ホットラインが立て続けに入り、ドクターヘリが飛ぶ。日が沈みヘリが飛べなくなっても白車の受け入れ要請がひっきりなしに鳴り響く。夜間本来ならば帰宅できたはずの医師も否応なしに駆り出され救命にあたった、そんな二日間がなんとか過ぎ去った。
すでにまた日が沈み、このままでは全員使い物にならなくなるからと帰宅指示が出されていた。当直は藍沢と横峯が担当するはずだったが、未だ熟練度の低いフェローがこの怒涛の戦場を乗り越える体力を維持できるはずもなく、フェローは全員疲弊しきって帰っていった。
「悪いが藍沢だけはもう一晩堪えてくれるか」
橘が引き受けてくれて、藍沢以外の医師は全員帰宅できる運びとなった。はずなのだが。
橘と藍沢に負担を強いるようで申し訳なさそうにしばらく残業していた白石が、ようやっと帰宅するかと腰を上げた途端、またも緊急手術を行うことになってしまった。
「大丈夫か白石。随分なクマだぞ?」
「橘先生こそ笑顔がくすんで見えますよ」
橘からかけられた声に軽口を返していた白石ではあったが、疲労がたまりにたまっていることは誰の目にも明らかで、スタッフステーションに座り込んでいる。

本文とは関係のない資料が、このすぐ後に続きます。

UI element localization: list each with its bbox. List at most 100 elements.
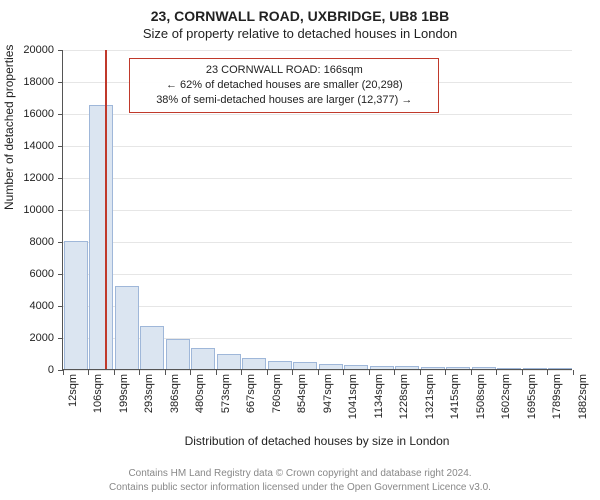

藍沢としては自身の疲れも相当だと感じてはいたものの、それよりも彼女をどうにか早いところ帰宅させなければと思う。しかしこんな状態で運転させるわけにはいかないし、タクシーを呼ぶか仮眠室に閉じ込めてしまうべきかと悩む。
ひとまずやるべきことを済ませるかと、コンサルで来ていた新海と会話しているのを横目に見ながらその場を離れた。
「藍沢、白石先生寝ちゃったんだけど」
手早く必要書類を用意しICUをひとめぐりして戻った藍沢の目に飛び込んできたのは、椅子にもたれかかったまま寝落ちした白石の姿。
この戦場の二日間に入る前夜が当直だった彼女は、もう三日は帰宅できていないはずで。疲れがピークに達したのだろうとわかる。それは仕方の無いこと、なのだが。
藍沢の眉間にぐっと皺が寄る。新海をはじめ他科の医師や看護師が彼女を見守っていた。仕事をしている風を装いながらも、男たちの視線は明らか。思わず舌打ちが出た。
「邪魔したな」
苛立ちを隠しもせず、衆人環視のなか膝裏に腕を差し込み抱き上げる。新海が口笛を吹くような素振りをしたのがまた癪に障った。
仮眠室に運び込む。白石は眠ったままだ。
ベッドにそっと寝かせるものの、働き詰めで気の立っている藍沢の心は落ち着かない。
無防備な寝顔。
投げ出された四肢。
覆いかぶさるように頭の横に手をつけば、小さくスプリングの軋む音がした。
白い顔だ。薄暗いはずの室内で顔色なんて判別できるはずはないのに、その白さだけはわかる。そっと頬を撫でる。肉付きが薄い。昔はもっと弾力のあるように見えていた。若かったというのもあるかもしれない、それでもこの変化は年齢によるものだけではないだろう。ただただ、彼女ががんばりすぎている結果としか思えなかった。
白石恵は、藍沢が見るに見かねて帰れと言っても素直に聞くような女じゃない。今では特に、スタッフリーダーという肩書きもある。指揮官になれと言ったのは藍沢だが、責任感ばかり背負わせるつもりはないというのに。肩書きが足枷になるとは。
「白石……」
ささやくように名を呼んでみても、その瞼は震えもしない。
苦しい。息が詰まりそうなほどに苦しいのだ。一人で戦い続ける彼女を見ていると。自分を頼ろうとしてこない彼女の姿が胸に痛くて、どうしようもなく苦しい。――なあ、俺は頼りにならないか?
脳外から救命に戻って、互いに医師として自信も腕もつけてきて以前より理解しあえる同僚になったつもりだった。それなのに、こんなにも遠く感じる。
俺はお前がいるから戻ったのに。お前が助けを求めていると感じたから支えたいと思ったのに。……そのお前が手を離すな。
そっと。羽根が触れるよりもそっと。唇を落とす。額に。瞼に。頬に。
今もし目を覚ましたなら言い逃れのできない状態だ。それなのにその目を開けて欲しいと思った。瞼を押し上げて、丸いいつもの澄んだ瞳に自分を映して欲しいと。
「……どうすればお前を捕まえられる?」
腹の底から焦げつくようなこの痛みは、医学書にも論文にも見た覚えはない。どんな症例も当てはまらないのだろう。こんな焦燥感を抱えていると、彼女は知らない。
眠りに沈む白石を見つめたまま、熱のこもった吐息を落とすことしかできなかった。